Carrillo Ranch- Carlsbad, California

Today John and I got to know the man behind the character of Pancho in the 1950s television series The Cisco Kid, which starred Duncan Renaldo and Leo Carrillo.  Carrillo played the role as Cisco’s sidekick, Pancho.  Pancho was kind to everyone; dogs, cats or kids- anyone in distress.  While rescuing that person or animal he usually got his partner into trouble.  That was the gist of the series as I recall them- the characters  being a bit like Don Quixote and Sancho Panza who fought the windmills of mankind's woes.  An interesting side note here, which we learned while touring Carrillo’s ranch, is that the tale of The Cisco Kid came from O.Henry’s short story "The Caballero’s Way".  Carrillo acted as Pancho in 1950 at the age of 70 years.  At that time of his life Leo Carrillo had been on Broadway and in 90 films.

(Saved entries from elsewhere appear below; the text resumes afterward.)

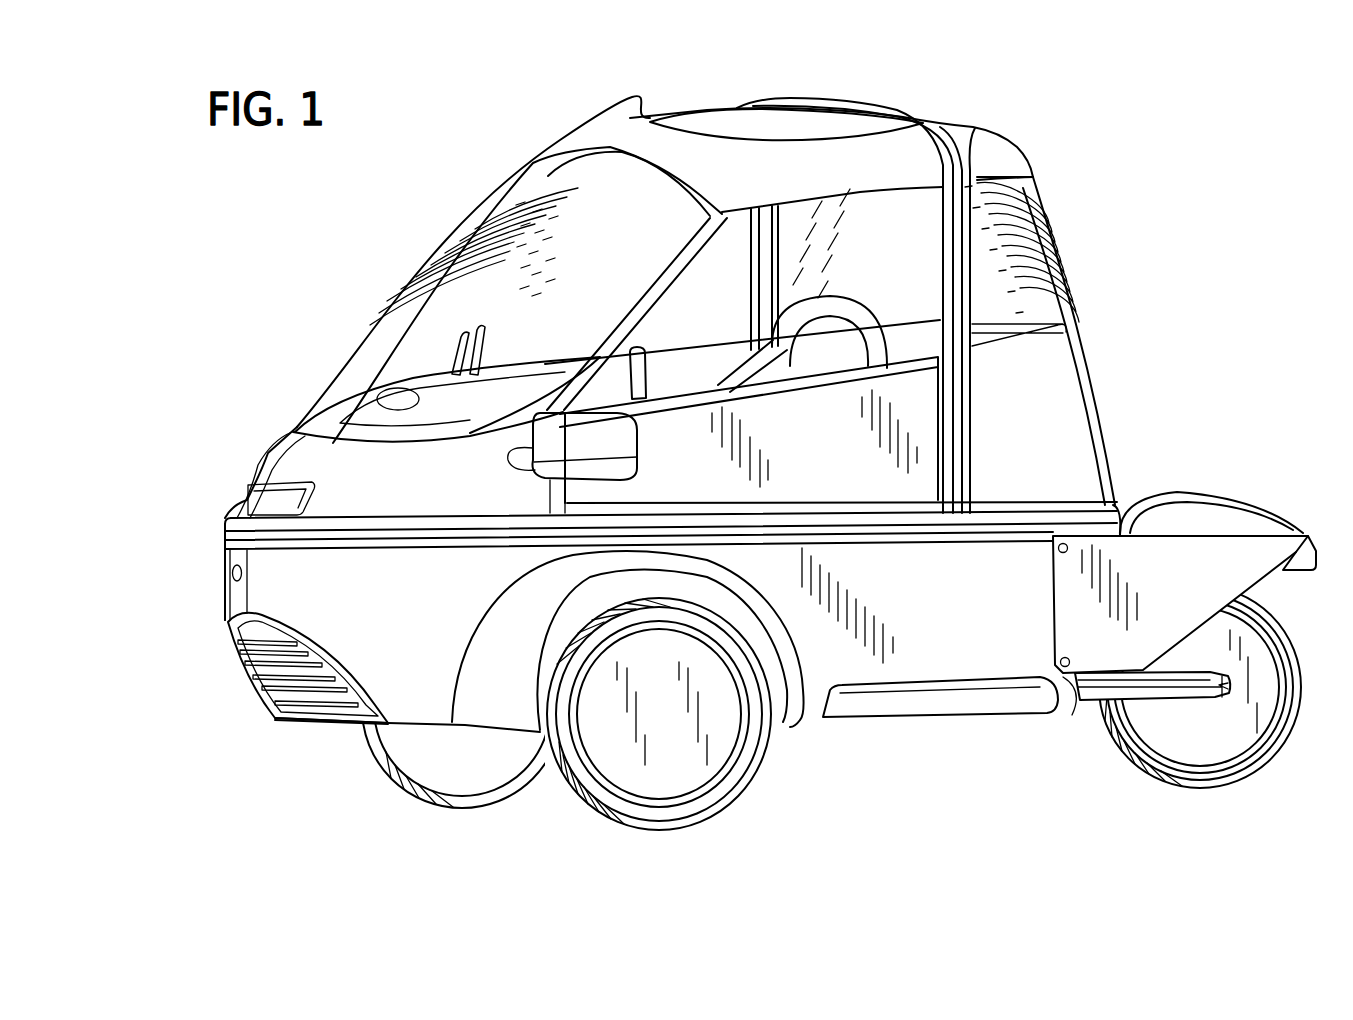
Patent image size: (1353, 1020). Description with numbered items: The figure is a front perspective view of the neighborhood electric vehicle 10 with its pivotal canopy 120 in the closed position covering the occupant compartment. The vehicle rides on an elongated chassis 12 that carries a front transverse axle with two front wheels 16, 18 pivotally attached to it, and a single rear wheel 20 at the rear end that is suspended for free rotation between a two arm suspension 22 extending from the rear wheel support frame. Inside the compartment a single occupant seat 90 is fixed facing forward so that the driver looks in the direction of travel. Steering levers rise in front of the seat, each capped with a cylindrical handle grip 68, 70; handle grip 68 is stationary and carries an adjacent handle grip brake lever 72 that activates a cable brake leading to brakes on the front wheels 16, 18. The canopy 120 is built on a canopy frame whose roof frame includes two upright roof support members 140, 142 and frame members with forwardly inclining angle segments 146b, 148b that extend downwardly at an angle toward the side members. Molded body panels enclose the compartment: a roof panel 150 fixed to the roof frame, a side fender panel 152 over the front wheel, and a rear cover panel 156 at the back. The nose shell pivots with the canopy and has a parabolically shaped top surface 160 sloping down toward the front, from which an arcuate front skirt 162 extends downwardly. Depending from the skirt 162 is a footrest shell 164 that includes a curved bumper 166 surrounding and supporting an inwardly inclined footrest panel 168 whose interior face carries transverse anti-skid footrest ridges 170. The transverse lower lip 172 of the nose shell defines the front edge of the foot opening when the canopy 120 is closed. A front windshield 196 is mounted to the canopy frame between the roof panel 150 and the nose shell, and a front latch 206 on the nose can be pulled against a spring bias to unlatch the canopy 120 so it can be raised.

The electric vehicle 10 is at (403, 233).
The chassis 12 is at (902, 737).
The wheel 16 is at (512, 792).
The wheel 18 is at (756, 775).
The rear wheel 20 is at (1118, 740).
The two arm suspension 22 is at (1165, 700).
The handle grip 68 is at (487, 343).
The handle grip 70 is at (648, 380).
The handle grip brake lever 72 is at (450, 357).
The single occupant seat 90 is at (851, 302).
The pivotal canopy 120 is at (541, 157).
The roof support member 140 is at (960, 240).
The roof support member 142 is at (765, 239).
The angle segment 146b is at (668, 285).
The angle segment 148b is at (462, 280).
The roof panel 150 is at (634, 118).
The side fender panel 152 is at (497, 697).
The rear cover panel 156 is at (1242, 500).
The top surface 160 is at (335, 423).
The front skirt 162 is at (287, 462).
The footrest shell 164 is at (222, 613).
The curved bumper 166 is at (376, 610).
The footrest panel 168 is at (272, 689).
The anti-skid footrest ridges 170 is at (302, 693).
The lower lip 172 is at (330, 724).
The front windshield 196 is at (402, 290).
The front latch 206 is at (230, 575).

In 1937 Leo Carrillo and his wife Edith (Deedie) wanted a retreat away from Hollywood, and he wanted that home to reflect his Californian history. Carrillo came from a long line of prominent, wealthy Spanish- Americans, a descendant of one of the twelve original families of San Diego.  He found the land he wanted in Carlsbad, and on that land he constructed many farm and ranch structures.  By 1940 he had cattle herds and horses.  He was also growing crops of citrus, avocados, beans, corn and hay.  His hacienda is L-shaped, with the main wing having a living room, dining room and a large commercial-style kitchen.  In the other wing is two bedrooms.  He had only one guestroom where his friends from Hollywood (as Clark Gable, Will Rogers, Carol Lombard, Walt Disney) would stay.  As he had only one guest room, many of his friends came in their Airstream trailers and parked them on the ranch grounds.  On the entry way threshold of Carrillo’s home is carved the words “SUCASAMIGO".  Carrillo threw lavish parties and not only wanted his guest to have fun, but to also experience the life of a vaquero, or cowboy. For that purpose he had his guests assist him with branding his cattle and calf roping.  Pictured below is the pool and cabana.  Around the deck chairs is white sand- apparently Carrillo wanted his guests to also have the beach experience!
Another feature of the ranch is Carrillo's man cave in the barn and stable complex, which we found quite interesting.  Also on our tour we saw the small building which Carrillo constructed for his wife to pursue her artistic talents.  It was known that she was at times shy and reclusive and would escape to her hideway.  
On the side of this building there are restored pictographs etched by Carrillo.  Before he got into acting he worked for the San Francisco Examiner as a cartoon artist.  He was a poet and lyricist for California's official centennial song,as well as an influential environmentalist and conservationist for the state.   My next posting will spot-light some of the plants and animals we saw on our tour.  I had not expected the tour of the ranch to be as interesting as it turned out to be!